A Call to Educate

A group of people from all over the United States has been meeting regularly via conference call to discuss education in light of their experiences. Read the full story.
Claire Vouk

What is the criterion by which we judge how to spend our time? What impact does the physical space we inhabit have on us? What is our relationship with technology? What does it mean for our children to be children of God? Every few weeks, people from varying walks of life take time from their busy days to connect via conference call and discuss their experience in light of questions such as these. This series of calls was born out of the vocalization of a simple and concrete desire.

Last summer, Stephanie Stokman, a mother of four from Madison, Wisconsin, was asked to take the lead to create a more concrete proposal for the children for her fraternity group’s summer vacation. During that very time, she was also grappling with the education of her own children; She was considering homeschooling and had been researching educational philosophies and methods to help her come to a decision.

During the vacation, Stokman’s work with the children led her questions to emerge even more strongly. “I wanted to share my questions with this place that helped me grow so much,” said Stokman. She brought her questions to Fr. José Medina, who, rather than simply giving her advice, suggested they meet regularly to discuss matters of education along with others who shared similar questions.

The “Education Series” meetings were originally proposed only to those in Stokman’s fraternity group, but as soon as others began to catch wind of the content, the group started rapidly growing.
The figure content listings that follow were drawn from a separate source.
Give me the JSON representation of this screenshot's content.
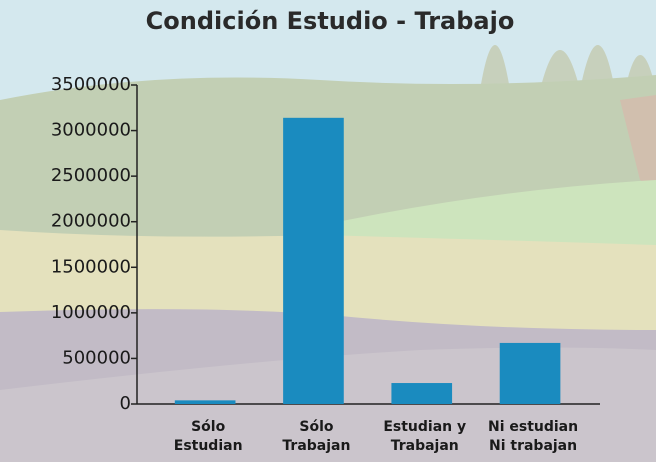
{
  "chart_data": {
    "type": "bar",
    "title": "Condición Estudio - Trabajo",
    "categories": [
      [
        "Sólo",
        "Estudian"
      ],
      [
        "Sólo",
        "Trabajan"
      ],
      [
        "Estudian y",
        "Trabajan"
      ],
      [
        "Ni estudian",
        "Ni trabajan"
      ]
    ],
    "values": [
      40000,
      3140000,
      230000,
      670000
    ],
    "color": "#1a8bbf",
    "ylim": [
      0,
      3500000
    ],
    "yticks": [
      0,
      500000,
      1000000,
      1500000,
      2000000,
      2500000,
      3000000,
      3500000
    ],
    "grid": false
  }
}
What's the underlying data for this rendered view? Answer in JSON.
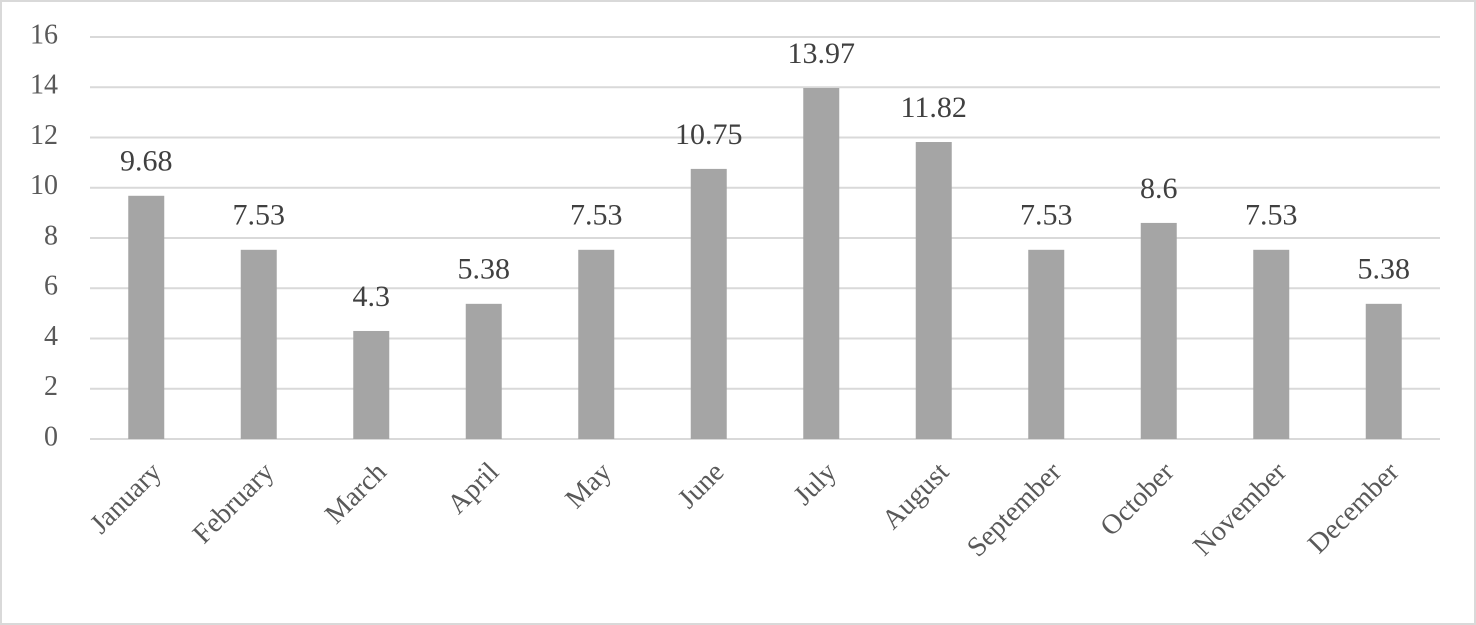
{
  "chart_data": {
    "type": "bar",
    "categories": [
      "January",
      "February",
      "March",
      "April",
      "May",
      "June",
      "July",
      "August",
      "September",
      "October",
      "November",
      "December"
    ],
    "values": [
      9.68,
      7.53,
      4.3,
      5.38,
      7.53,
      10.75,
      13.97,
      11.82,
      7.53,
      8.6,
      7.53,
      5.38
    ],
    "color": "#a5a5a5",
    "ylim": [
      0,
      16
    ],
    "yticks": [
      0,
      2,
      4,
      6,
      8,
      10,
      12,
      14,
      16
    ],
    "grid": true
  }
}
There are now 120 people on the mailing list, with about 40 regular attendees.

The goal of the calls is not to give a step-by-step parenting guide. “We don’t leave with any specific details or instructions,” says Maristella Lucchini, a mother and engineer from New York. Rather, one “leaves with so many questions about how we were doing simple things.” For instance, after a call in which praying with children was discussed, Lucchini’s family began putting effort into including prayer in their daily routine. “We are not super consistent, honestly,” she said. “But there is always this desire to come back to this beautiful experience. ... Sometimes I’ll be running the one hundred meters to school with my daughter and we’ll pray then. [The calls] impact me by keeping alive the desire for our life together to be beautiful.”

For others too, often through the verification of Fr. Medina’s suggestions, the fruitfulness of the calls is seen in an increased attention to the way in which these “simple things” are done throughout the day, resulting in the discovery of unexpected beauty and meaning. For example, after Fr. Medina pointed out that family dinners are one of the main introductions to the Eucharist for children, Stokman began curating family dinners with greater attention. “Sometimes [my daughter] will say, ‘Wow this is a really nice table!’ ... Seeing dinner as a part of this larger reality was really interesting. It shows you’re cared for when someone has taken the time to set a beautiful dinner table for you.”

Andrew Hamm, a writer from Washington D.C., was also struck by Fr. Medina’s simple suggestion to read more with one’s family. Hamm currently lives with his brother who has Trisomy 21. Hamm explains that reading was “one thing that my brother and I had never done together,” but they decided to give it a try. “We don’t read every day but reading together has brought us closer together. It’s been a more human way of being together. Every time I ask my brother, ‘We can read, or we can do puzzles,’ he always chooses to read.”

Recently, the calls have focused on an aspect of daily life which is often taken for granted: our relationship with technology. Janel Lewandowski from Minnesota has been particularly helped by these talks. Her children were issued laptops from school, and that brought up many questions for her: “Don’t they know it’s better to spend time together rather than sitting on their screens? Aren’t they made for the same purpose as I am?” Participating in the “Education Series” calls allowed Lewandowski to realize her desire to educate her children’s freedom before technology, rather than impose arbitrary regulations. “The calls made me look at how we want to spend our time together, and try and live by certain values,” she said, “rather than just saying, ‘Get off the computer!’ or unplugging the modem.”

Lewandowski saw the content of the calls as a “totally unique starting point,” and desired to share their helpfulness with her parish community. “In the end, we had two one-hour long meetings … with about forty to fifty people each. I'd say at least half were from our School of Community, but there were others as well,” she said. “[My friend] Barb and I started the meetings by sharing the nature of the ‘Education Series.’ We read parts of the transcript from the discussion with Fr. José and asked questions for people to ponder during the week. … The discussion became most interesting when we spoke of rest, transitions, and the promise of technology. I could see the wheels turning in people's minds as this was a totally new approach.”

The “Education Series” calls have impacted each participant in unique ways. As many expressed, rather than giving specific guidelines or methodologies, the calls bear fruit by focusing on the education of the educators themselves. As Lucchini said, “These things are really more for me, even though they’re technically about the education of the kids.”